A second passage sometimes used as evidence that masturbation is a sin is Matthew 5:27–30. Jesus speaks against having lustful thoughts and then says, “If your right hand causes you to sin, cut it off and throw it away.” While there is clearly a connection between lustful thoughts and masturbation, it is unlikely that Jesus was alluding to the specific sin of masturbation in this passage.
The Bible nowhere explicitly states that masturbation is a sin, but there is no question that the actions that usually lead to masturbation are sinful. Masturbation is nearly always the result of lustful thoughts, inappropriate sexual stimulation, and/or pornography. It is these problems that need to be dealt with. If the sins of lust, immoral thoughts, and pornography are forsaken and overcome, masturbation will become much less of an issue and temptation. Many people struggle with guilt concerning masturbation, when, in reality, they would be far better off repenting of the sins that lead them to masturbate.
With that said, is masturbation itself a sin? While the Bible does not directly answer this question, there definitely are some biblical principles that can be applied to the issue:
(1) “So whether you eat or drink or whatever you do, do it all for the glory of God” (1 Corinthians 10:31). If we cannot give God glory for something, we should not do it.

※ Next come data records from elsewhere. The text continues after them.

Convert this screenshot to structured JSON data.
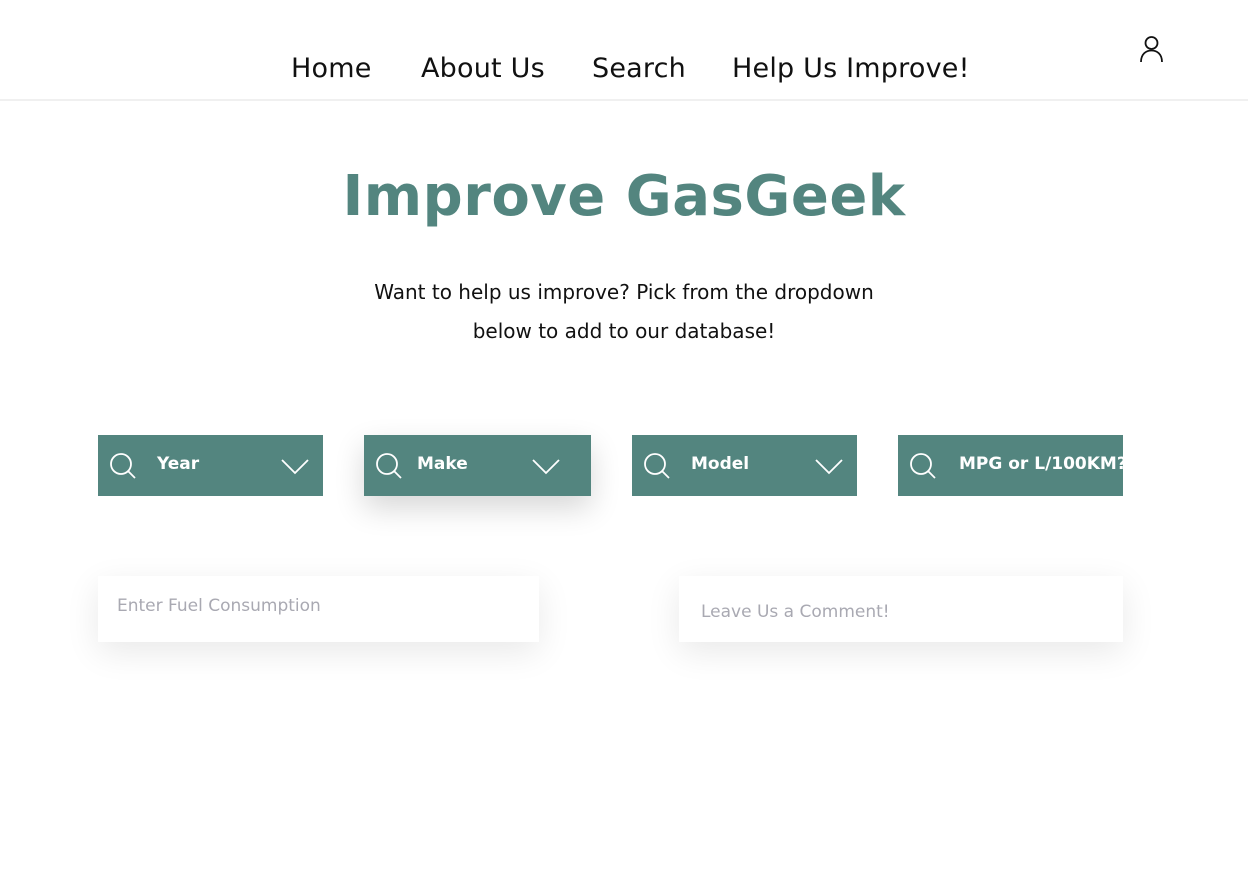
{
  "nav": {
    "items": [
      {
        "label": "Home"
      },
      {
        "label": "About Us"
      },
      {
        "label": "Search"
      },
      {
        "label": "Help Us Improve!"
      }
    ],
    "account_icon": "user-icon"
  },
  "main": {
    "title": "Improve GasGeek",
    "intro_line1": "Want to help us improve? Pick from the dropdown",
    "intro_line2": "below to add to our database!"
  },
  "dropdowns": [
    {
      "label": "Year",
      "icon": "search-icon"
    },
    {
      "label": "Make",
      "icon": "search-icon"
    },
    {
      "label": "Model",
      "icon": "search-icon"
    },
    {
      "label": "MPG or L/100KM?",
      "icon": "search-icon"
    }
  ],
  "inputs": {
    "fuel": {
      "placeholder": "Enter Fuel Consumption",
      "value": ""
    },
    "comment": {
      "placeholder": "Leave Us a Comment!",
      "value": ""
    }
  },
  "colors": {
    "accent": "#53857f",
    "text": "#111111",
    "placeholder": "#a9a9b2",
    "background": "#ffffff"
  }
}
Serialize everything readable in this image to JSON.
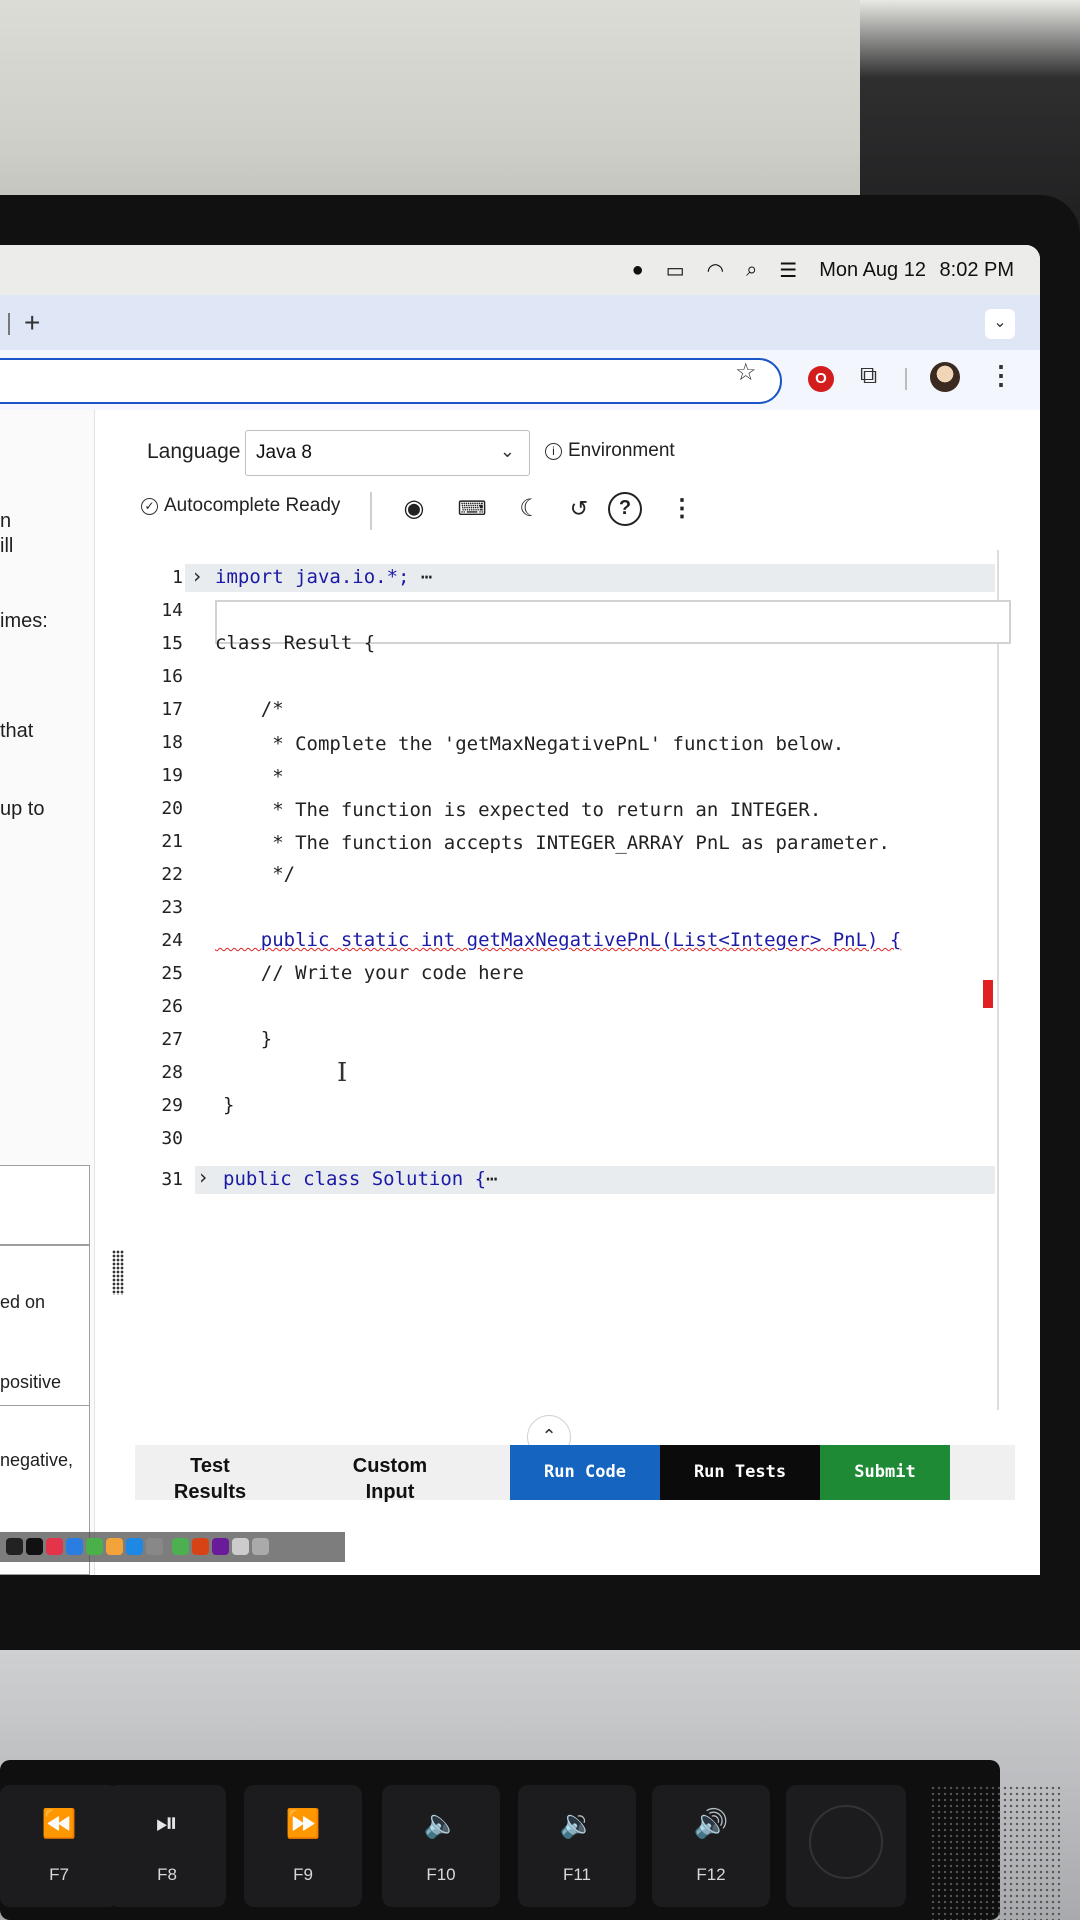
{
  "menubar": {
    "date": "Mon Aug 12",
    "time": "8:02 PM",
    "icons": [
      "apple-logo-icon",
      "battery-icon",
      "wifi-icon",
      "search-icon",
      "control-center-icon"
    ]
  },
  "browser": {
    "new_tab": "+",
    "tab_chevron": "⌄",
    "star": "☆",
    "ext_badge": "O",
    "menu": "⋮"
  },
  "left_panel": {
    "fragments": [
      "n",
      "ill",
      "imes:",
      "that",
      "up to",
      "ed on",
      "positive",
      "negative,"
    ]
  },
  "editor": {
    "language_label": "Language",
    "language_value": "Java 8",
    "environment": "Environment",
    "autocomplete": "Autocomplete Ready",
    "toolbar_icons": [
      "eye-icon",
      "keyboard-icon",
      "moon-icon",
      "history-icon",
      "help-icon",
      "more-icon"
    ]
  },
  "code_lines": [
    {
      "n": "1",
      "text": "import java.io.*;",
      "folded": true
    },
    {
      "n": "14",
      "text": ""
    },
    {
      "n": "15",
      "text": "class Result {"
    },
    {
      "n": "16",
      "text": ""
    },
    {
      "n": "17",
      "text": "    /*"
    },
    {
      "n": "18",
      "text": "     * Complete the 'getMaxNegativePnL' function below."
    },
    {
      "n": "19",
      "text": "     *"
    },
    {
      "n": "20",
      "text": "     * The function is expected to return an INTEGER."
    },
    {
      "n": "21",
      "text": "     * The function accepts INTEGER_ARRAY PnL as parameter."
    },
    {
      "n": "22",
      "text": "     */"
    },
    {
      "n": "23",
      "text": ""
    },
    {
      "n": "24",
      "text": "    public static int getMaxNegativePnL(List<Integer> PnL) {"
    },
    {
      "n": "25",
      "text": "    // Write your code here"
    },
    {
      "n": "26",
      "text": ""
    },
    {
      "n": "27",
      "text": "    }"
    },
    {
      "n": "28",
      "text": ""
    },
    {
      "n": "29",
      "text": "}"
    },
    {
      "n": "30",
      "text": ""
    },
    {
      "n": "31",
      "text": "public class Solution {",
      "folded": true
    }
  ],
  "fold_ellipsis": "⋯",
  "bottom": {
    "test_results": "Test Results",
    "custom_input": "Custom Input",
    "run_code": "Run Code",
    "run_tests": "Run Tests",
    "submit": "Submit",
    "run_code_color": "#1565c0",
    "run_tests_color": "#0b0b0b",
    "submit_color": "#1f8a36"
  },
  "keyboard": [
    {
      "f": "F7",
      "icon": "rewind-icon",
      "glyph": "⏪"
    },
    {
      "f": "F8",
      "icon": "play-pause-icon",
      "glyph": "⏯"
    },
    {
      "f": "F9",
      "icon": "fast-forward-icon",
      "glyph": "⏩"
    },
    {
      "f": "F10",
      "icon": "mute-icon",
      "glyph": "🔈"
    },
    {
      "f": "F11",
      "icon": "volume-down-icon",
      "glyph": "🔉"
    },
    {
      "f": "F12",
      "icon": "volume-up-icon",
      "glyph": "🔊"
    }
  ]
}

(2) “Everything that does not come from faith is sin” (Romans 14:23). If we are not fully convinced that an activity is honoring to God, it is a sin.
(3) “Do you not know that your body is a temple of the Holy Spirit, who is in you, whom you have received from God? You are not your own; you were bought at a price. Therefore, honor God with your body” (1 Corinthians 6:19–20). Our bodies have been redeemed and belong to God.
(4) “The fruit of the Spirit is . . . self-control” (Galatians 5:22–23). Masturbation is almost always a sign of a lack of self-control.
(5) Do “not gratify the desires of the flesh. For the flesh desires what is contrary to the Spirit, and the Spirit what is contrary to the flesh. They are in conflict with each other, so that you are not to do whatever you want“ (Galatians 5:16–17). We are called to self-denial, not to self-gratification.
These truths should have a powerful impact on what we do with our bodies. In light of these principles, it is doubtful that masturbation could ever be a God-honoring activity. If masturbation could be done with
• no lust in the heart
• no immoral thoughts
• no pornography
• no self-gratification of the flesh
• full assurance that it is good and right
• thanks given to God
then perhaps it would be allowable. But those qualifiers seem to negate the very meaning and purpose of masturbation.